Suelo decir que la música psicodélica está hecha para que cierres los ojos y te pierdas. Así, más o menos, podría resumir la música de The Polvos, desde Concepción, Chile.
En verdad, no es un resumen justo. Su música es más que música hecha para que te pierdas. Se mueve también entre el blues, el stoner y a veces, incluso el doom (o sea, sí – el saco donde se mete casi todo el rock underground hoy en día). Pero Floating, su segundo álbum, son unos 35 minutos repartidos en cinco canciones en los que las cosas fluyen, se hinchan, se aflojan y ralentizan, vuelven a coger velocidad y, luego, todo eso de nuevo.
De hecho, esa capacidad para dejar que una canción se vaya sin perderla completamente de vista es una de las cosas más interesantes de la banda.
The Polvos empezaron su historia discográfica con Darkness Emotion en 2018 y publicaron Floating a finales de 2023 (Smolder Brains Records / Clostridium Records). En esos años han ido construyendo una versión de la psicodelia pesada que no necesita reinventar ningún género para resultar interesante.
Hay momentos en Floating que recuerdan a esa tradición de heavy psych en la que el riff es solamente el principio de la conversación. Puedes pensar en Hawkwind, en el lado más expansivo del rock noventero, o incluso en el espíritu de Earthless, pero The Polvos no parecen querer desaparecer dentro de una jam.
Los cambios de intensidad siempre llegan. Son grooves que se van metiendo poco a poco. Un ritmo puede mantenerse ahí, insistente, casi hipnótico, mientras las guitarras (¡ojo, son tres!) van aumentando la temperatura antes de volver a bajar… y luego volver a subir.
Los chilenos se toman su tiempo y dejan que todo se convierta en un sueño guapísimo: un tempo medio que nunca termina de adormecerte del todo, antes de que te asalte el despertador para otro día de tareas de ser mortal.

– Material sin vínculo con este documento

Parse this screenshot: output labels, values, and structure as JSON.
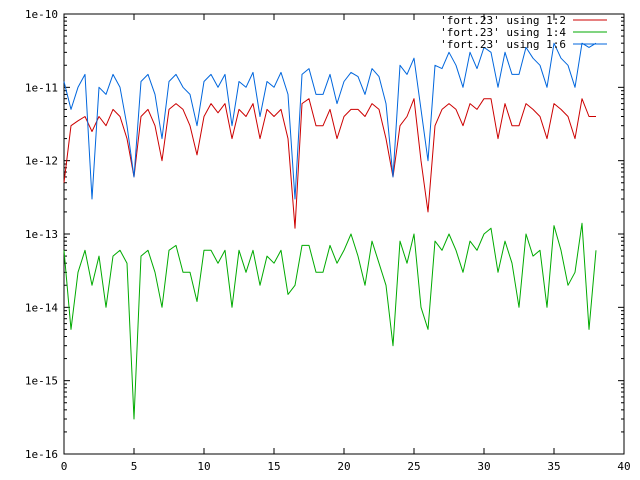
{
  "chart_data": {
    "type": "line",
    "title": "",
    "xlabel": "",
    "ylabel": "",
    "x_scale": "linear",
    "y_scale": "log",
    "xlim": [
      0,
      40
    ],
    "ylim": [
      1e-16,
      1e-10
    ],
    "x_ticks": [
      "0",
      "5",
      "10",
      "15",
      "20",
      "25",
      "30",
      "35",
      "40"
    ],
    "y_ticks": [
      "1e-16",
      "1e-15",
      "1e-14",
      "1e-13",
      "1e-12",
      "1e-11",
      "1e-10"
    ],
    "grid": false,
    "legend_position": "top-right",
    "series": [
      {
        "name": "'fort.23' using 1:2",
        "color": "#cc0000",
        "x": [
          0,
          0.5,
          1,
          1.5,
          2,
          2.5,
          3,
          3.5,
          4,
          4.5,
          5,
          5.5,
          6,
          6.5,
          7,
          7.5,
          8,
          8.5,
          9,
          9.5,
          10,
          10.5,
          11,
          11.5,
          12,
          12.5,
          13,
          13.5,
          14,
          14.5,
          15,
          15.5,
          16,
          16.5,
          17,
          17.5,
          18,
          18.5,
          19,
          19.5,
          20,
          20.5,
          21,
          21.5,
          22,
          22.5,
          23,
          23.5,
          24,
          24.5,
          25,
          25.5,
          26,
          26.5,
          27,
          27.5,
          28,
          28.5,
          29,
          29.5,
          30,
          30.5,
          31,
          31.5,
          32,
          32.5,
          33,
          33.5,
          34,
          34.5,
          35,
          35.5,
          36,
          36.5,
          37,
          37.5,
          38
        ],
        "y": [
          5e-13,
          3e-12,
          3.5e-12,
          4e-12,
          2.5e-12,
          4e-12,
          3e-12,
          5e-12,
          4e-12,
          2e-12,
          6e-13,
          4e-12,
          5e-12,
          3e-12,
          1e-12,
          5e-12,
          6e-12,
          5e-12,
          3e-12,
          1.2e-12,
          4e-12,
          6e-12,
          4.5e-12,
          6e-12,
          2e-12,
          5e-12,
          4e-12,
          6e-12,
          2e-12,
          5e-12,
          4e-12,
          5e-12,
          2e-12,
          1.2e-13,
          6e-12,
          7e-12,
          3e-12,
          3e-12,
          5e-12,
          2e-12,
          4e-12,
          5e-12,
          5e-12,
          4e-12,
          6e-12,
          5e-12,
          2e-12,
          6e-13,
          3e-12,
          4e-12,
          7e-12,
          1e-12,
          2e-13,
          3e-12,
          5e-12,
          6e-12,
          5e-12,
          3e-12,
          6e-12,
          5e-12,
          7e-12,
          7e-12,
          2e-12,
          6e-12,
          3e-12,
          3e-12,
          6e-12,
          5e-12,
          4e-12,
          2e-12,
          6e-12,
          5e-12,
          4e-12,
          2e-12,
          7e-12,
          4e-12,
          4e-12
        ]
      },
      {
        "name": "'fort.23' using 1:4",
        "color": "#00aa00",
        "x": [
          0,
          0.5,
          1,
          1.5,
          2,
          2.5,
          3,
          3.5,
          4,
          4.5,
          5,
          5.5,
          6,
          6.5,
          7,
          7.5,
          8,
          8.5,
          9,
          9.5,
          10,
          10.5,
          11,
          11.5,
          12,
          12.5,
          13,
          13.5,
          14,
          14.5,
          15,
          15.5,
          16,
          16.5,
          17,
          17.5,
          18,
          18.5,
          19,
          19.5,
          20,
          20.5,
          21,
          21.5,
          22,
          22.5,
          23,
          23.5,
          24,
          24.5,
          25,
          25.5,
          26,
          26.5,
          27,
          27.5,
          28,
          28.5,
          29,
          29.5,
          30,
          30.5,
          31,
          31.5,
          32,
          32.5,
          33,
          33.5,
          34,
          34.5,
          35,
          35.5,
          36,
          36.5,
          37,
          37.5,
          38
        ],
        "y": [
          6e-14,
          5e-15,
          3e-14,
          6e-14,
          2e-14,
          5e-14,
          1e-14,
          5e-14,
          6e-14,
          4e-14,
          3e-16,
          5e-14,
          6e-14,
          3e-14,
          1e-14,
          6e-14,
          7e-14,
          3e-14,
          3e-14,
          1.2e-14,
          6e-14,
          6e-14,
          4e-14,
          6e-14,
          1e-14,
          6e-14,
          3e-14,
          6e-14,
          2e-14,
          5e-14,
          4e-14,
          6e-14,
          1.5e-14,
          2e-14,
          7e-14,
          7e-14,
          3e-14,
          3e-14,
          7e-14,
          4e-14,
          6e-14,
          1e-13,
          5e-14,
          2e-14,
          8e-14,
          4e-14,
          2e-14,
          3e-15,
          8e-14,
          4e-14,
          1e-13,
          1e-14,
          5e-15,
          8e-14,
          6e-14,
          1e-13,
          6e-14,
          3e-14,
          8e-14,
          6e-14,
          1e-13,
          1.2e-13,
          3e-14,
          8e-14,
          4e-14,
          1e-14,
          1e-13,
          5e-14,
          6e-14,
          1e-14,
          1.3e-13,
          6e-14,
          2e-14,
          3e-14,
          1.4e-13,
          5e-15,
          6e-14
        ]
      },
      {
        "name": "'fort.23' using 1:6",
        "color": "#0066dd",
        "x": [
          0,
          0.5,
          1,
          1.5,
          2,
          2.5,
          3,
          3.5,
          4,
          4.5,
          5,
          5.5,
          6,
          6.5,
          7,
          7.5,
          8,
          8.5,
          9,
          9.5,
          10,
          10.5,
          11,
          11.5,
          12,
          12.5,
          13,
          13.5,
          14,
          14.5,
          15,
          15.5,
          16,
          16.5,
          17,
          17.5,
          18,
          18.5,
          19,
          19.5,
          20,
          20.5,
          21,
          21.5,
          22,
          22.5,
          23,
          23.5,
          24,
          24.5,
          25,
          25.5,
          26,
          26.5,
          27,
          27.5,
          28,
          28.5,
          29,
          29.5,
          30,
          30.5,
          31,
          31.5,
          32,
          32.5,
          33,
          33.5,
          34,
          34.5,
          35,
          35.5,
          36,
          36.5,
          37,
          37.5,
          38
        ],
        "y": [
          1.2e-11,
          5e-12,
          1e-11,
          1.5e-11,
          3e-13,
          1e-11,
          8e-12,
          1.5e-11,
          1e-11,
          3e-12,
          6e-13,
          1.2e-11,
          1.5e-11,
          8e-12,
          2e-12,
          1.2e-11,
          1.5e-11,
          1e-11,
          8e-12,
          3e-12,
          1.2e-11,
          1.5e-11,
          1e-11,
          1.5e-11,
          3e-12,
          1.2e-11,
          1e-11,
          1.6e-11,
          4e-12,
          1.2e-11,
          1e-11,
          1.6e-11,
          8e-12,
          3e-13,
          1.5e-11,
          1.8e-11,
          8e-12,
          8e-12,
          1.5e-11,
          6e-12,
          1.2e-11,
          1.6e-11,
          1.4e-11,
          8e-12,
          1.8e-11,
          1.4e-11,
          6e-12,
          6e-13,
          2e-11,
          1.5e-11,
          2.5e-11,
          5e-12,
          1e-12,
          2e-11,
          1.8e-11,
          3e-11,
          2e-11,
          1e-11,
          3e-11,
          1.8e-11,
          3.5e-11,
          3e-11,
          1e-11,
          3e-11,
          1.5e-11,
          1.5e-11,
          3.5e-11,
          2.5e-11,
          2e-11,
          1e-11,
          4e-11,
          2.5e-11,
          2e-11,
          1e-11,
          4e-11,
          3.5e-11,
          4e-11
        ]
      }
    ]
  }
}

Quizá por eso su música pide un espacio físico. No se han quedado únicamente en el estudio: en 2023 pasaron por el CHOPO de México y en 2025 por Freak Valley, en Alemania. Dos festivales bastante diferentes, pero que sirven para hacerse una idea de que esa psicodelia también está pensada para salir de la experiencia de “ojos cerrados con los auriculares puestos” y ocupar un escenario.
The Polvos parecen entender cuánto estirar un riff antes de romperlo, cuándo tiene que dejar respirar una canción y cuándo ha llegado el momento de pisar el acelerador.
Si no tocan cerca de ti, pon su música, escúchalos y cierra los ojos. A ver hasta dónde te llevan.